On 23/06/06, darren kirby <bulliver / badcomputer.org> wrote:
> This seems to be working quite nicely, after playing around for a bit. A few
> of my test files were throwing "Iconv::InvalidCharacter" errors on some
> strings, but when I change the "(s+' ')" to "(s)" it works fine. Then, of
> course, the strings that originally worked start throwing the error. So, I do
> this:

Sorry, I translated that code from somewhere else, but forgot that
UTF-16 needs an even number of bytes. The fact that it worked as
advertised was serendipity rather than good judgement! The trouble
with Iconv's //IGNORE flag is that it doesn't ignore trailing errors;
you can get around this by adding a valid codepoint at the end, and
removing it after conversion. Adding a valid byte <128 gets around
this for UTF-8 input, but only worked for your example as it had an
odd number of input bytes. For UTF-16 (LE or BE) without surrogates,
this will work:

t = ic.iconv(s[0,s.length/2*2])

although a more general solution that should also handle surrogates is this:

t = ic.iconv(s[0,s.length/2*2]+"\000\000")[0..-2]

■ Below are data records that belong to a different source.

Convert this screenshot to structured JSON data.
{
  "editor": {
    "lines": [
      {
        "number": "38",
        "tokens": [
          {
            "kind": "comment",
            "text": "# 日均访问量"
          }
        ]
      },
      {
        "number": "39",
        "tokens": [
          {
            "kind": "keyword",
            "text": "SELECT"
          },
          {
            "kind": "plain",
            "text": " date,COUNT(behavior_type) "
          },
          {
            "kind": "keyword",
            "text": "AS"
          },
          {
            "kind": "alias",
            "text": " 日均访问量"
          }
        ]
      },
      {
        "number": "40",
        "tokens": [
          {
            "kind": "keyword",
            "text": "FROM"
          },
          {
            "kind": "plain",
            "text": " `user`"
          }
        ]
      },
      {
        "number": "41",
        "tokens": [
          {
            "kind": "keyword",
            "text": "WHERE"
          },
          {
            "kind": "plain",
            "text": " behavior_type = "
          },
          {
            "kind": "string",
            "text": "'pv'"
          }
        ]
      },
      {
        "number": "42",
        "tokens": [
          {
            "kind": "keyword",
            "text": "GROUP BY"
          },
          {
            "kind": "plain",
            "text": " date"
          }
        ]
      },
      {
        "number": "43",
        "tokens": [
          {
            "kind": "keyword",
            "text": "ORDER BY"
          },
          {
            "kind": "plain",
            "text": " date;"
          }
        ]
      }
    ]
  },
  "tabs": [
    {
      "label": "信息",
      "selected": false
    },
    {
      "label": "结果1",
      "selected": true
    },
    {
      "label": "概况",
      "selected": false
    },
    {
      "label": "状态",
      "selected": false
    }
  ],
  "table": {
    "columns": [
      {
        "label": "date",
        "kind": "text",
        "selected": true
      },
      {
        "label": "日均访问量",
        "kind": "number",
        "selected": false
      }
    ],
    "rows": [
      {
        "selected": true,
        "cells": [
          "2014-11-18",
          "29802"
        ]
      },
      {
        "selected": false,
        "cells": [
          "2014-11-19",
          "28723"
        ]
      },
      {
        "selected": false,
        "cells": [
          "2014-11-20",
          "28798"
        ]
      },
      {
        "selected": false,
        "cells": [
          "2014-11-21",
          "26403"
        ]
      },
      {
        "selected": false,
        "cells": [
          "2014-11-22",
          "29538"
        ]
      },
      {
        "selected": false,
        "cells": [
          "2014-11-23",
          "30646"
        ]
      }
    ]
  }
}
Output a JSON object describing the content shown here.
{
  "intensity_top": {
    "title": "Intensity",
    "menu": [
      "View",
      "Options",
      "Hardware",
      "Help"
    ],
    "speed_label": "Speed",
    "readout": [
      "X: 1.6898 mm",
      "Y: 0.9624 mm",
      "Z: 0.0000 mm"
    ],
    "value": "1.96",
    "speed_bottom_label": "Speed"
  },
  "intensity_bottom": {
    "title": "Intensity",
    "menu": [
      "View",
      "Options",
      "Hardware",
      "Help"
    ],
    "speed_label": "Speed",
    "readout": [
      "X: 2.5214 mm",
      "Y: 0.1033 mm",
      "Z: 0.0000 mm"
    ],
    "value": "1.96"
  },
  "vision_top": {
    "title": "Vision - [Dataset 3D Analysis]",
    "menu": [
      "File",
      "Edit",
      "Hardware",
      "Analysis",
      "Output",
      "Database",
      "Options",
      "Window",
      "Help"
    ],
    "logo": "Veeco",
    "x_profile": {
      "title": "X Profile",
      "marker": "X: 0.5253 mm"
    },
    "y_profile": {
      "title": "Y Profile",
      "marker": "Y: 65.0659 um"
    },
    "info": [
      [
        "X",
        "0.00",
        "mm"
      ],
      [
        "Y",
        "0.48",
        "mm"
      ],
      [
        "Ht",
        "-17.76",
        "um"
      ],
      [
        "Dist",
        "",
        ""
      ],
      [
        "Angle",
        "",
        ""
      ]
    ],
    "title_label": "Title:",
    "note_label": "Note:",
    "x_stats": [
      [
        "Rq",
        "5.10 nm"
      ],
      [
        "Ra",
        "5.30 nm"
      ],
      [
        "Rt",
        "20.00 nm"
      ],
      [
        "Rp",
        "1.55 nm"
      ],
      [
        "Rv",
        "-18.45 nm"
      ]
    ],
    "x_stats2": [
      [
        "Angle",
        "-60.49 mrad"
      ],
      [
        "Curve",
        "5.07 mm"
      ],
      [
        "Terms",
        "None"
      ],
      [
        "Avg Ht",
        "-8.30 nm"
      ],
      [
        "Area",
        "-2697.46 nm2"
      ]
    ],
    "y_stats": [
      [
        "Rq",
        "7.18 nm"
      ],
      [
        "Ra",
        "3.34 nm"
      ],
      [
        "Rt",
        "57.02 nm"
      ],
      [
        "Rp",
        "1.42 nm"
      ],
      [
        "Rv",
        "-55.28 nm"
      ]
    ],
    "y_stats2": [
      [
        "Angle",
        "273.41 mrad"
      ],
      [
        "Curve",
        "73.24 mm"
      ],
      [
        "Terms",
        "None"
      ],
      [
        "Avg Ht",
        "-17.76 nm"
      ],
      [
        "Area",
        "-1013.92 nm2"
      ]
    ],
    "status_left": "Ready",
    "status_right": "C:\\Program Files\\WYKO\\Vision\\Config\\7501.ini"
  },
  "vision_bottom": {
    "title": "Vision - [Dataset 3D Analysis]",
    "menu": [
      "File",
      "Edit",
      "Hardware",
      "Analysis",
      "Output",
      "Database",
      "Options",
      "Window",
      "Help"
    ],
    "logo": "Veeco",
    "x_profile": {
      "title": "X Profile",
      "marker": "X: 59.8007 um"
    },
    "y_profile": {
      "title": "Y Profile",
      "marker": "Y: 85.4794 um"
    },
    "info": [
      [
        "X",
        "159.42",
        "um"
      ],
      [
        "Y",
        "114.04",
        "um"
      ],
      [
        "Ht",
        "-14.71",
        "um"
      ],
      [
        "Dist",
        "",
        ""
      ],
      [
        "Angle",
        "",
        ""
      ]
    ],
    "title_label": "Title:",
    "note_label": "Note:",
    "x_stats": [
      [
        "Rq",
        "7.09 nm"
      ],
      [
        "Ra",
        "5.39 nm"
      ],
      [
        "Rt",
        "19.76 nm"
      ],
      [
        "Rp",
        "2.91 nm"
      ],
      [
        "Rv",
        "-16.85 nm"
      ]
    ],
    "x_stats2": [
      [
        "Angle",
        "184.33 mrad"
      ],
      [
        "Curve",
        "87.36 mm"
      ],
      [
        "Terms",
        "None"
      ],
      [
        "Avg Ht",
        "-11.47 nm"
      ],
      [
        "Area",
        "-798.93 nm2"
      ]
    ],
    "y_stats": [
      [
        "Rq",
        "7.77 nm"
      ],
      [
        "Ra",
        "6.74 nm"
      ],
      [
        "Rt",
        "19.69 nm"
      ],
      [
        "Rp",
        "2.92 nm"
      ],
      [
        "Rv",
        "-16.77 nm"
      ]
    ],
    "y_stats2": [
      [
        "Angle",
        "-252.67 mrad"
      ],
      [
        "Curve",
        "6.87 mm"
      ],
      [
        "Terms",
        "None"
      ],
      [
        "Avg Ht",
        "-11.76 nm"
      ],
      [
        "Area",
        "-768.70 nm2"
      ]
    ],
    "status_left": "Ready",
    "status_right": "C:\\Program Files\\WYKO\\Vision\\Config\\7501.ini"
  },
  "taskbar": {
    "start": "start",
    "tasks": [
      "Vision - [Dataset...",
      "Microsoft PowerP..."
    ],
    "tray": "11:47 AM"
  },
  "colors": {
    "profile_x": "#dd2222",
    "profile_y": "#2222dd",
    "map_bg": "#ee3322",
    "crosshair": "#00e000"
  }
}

Finally, your input string has a trailing null; a regexp-based
solution is probably the most reliable way to remove this:

t.sub!(/\x00$/, '')

> I wonder though, the docs lead me to believe the iconv library is UNIX only.
> Is this true? I really need a cross-platform solution, but don't have a win32
> box to try on...

It's definitely possible to use iconv on Windows, but it wasn't in the
one-click installer until 1.8.4, I believe.

Paul.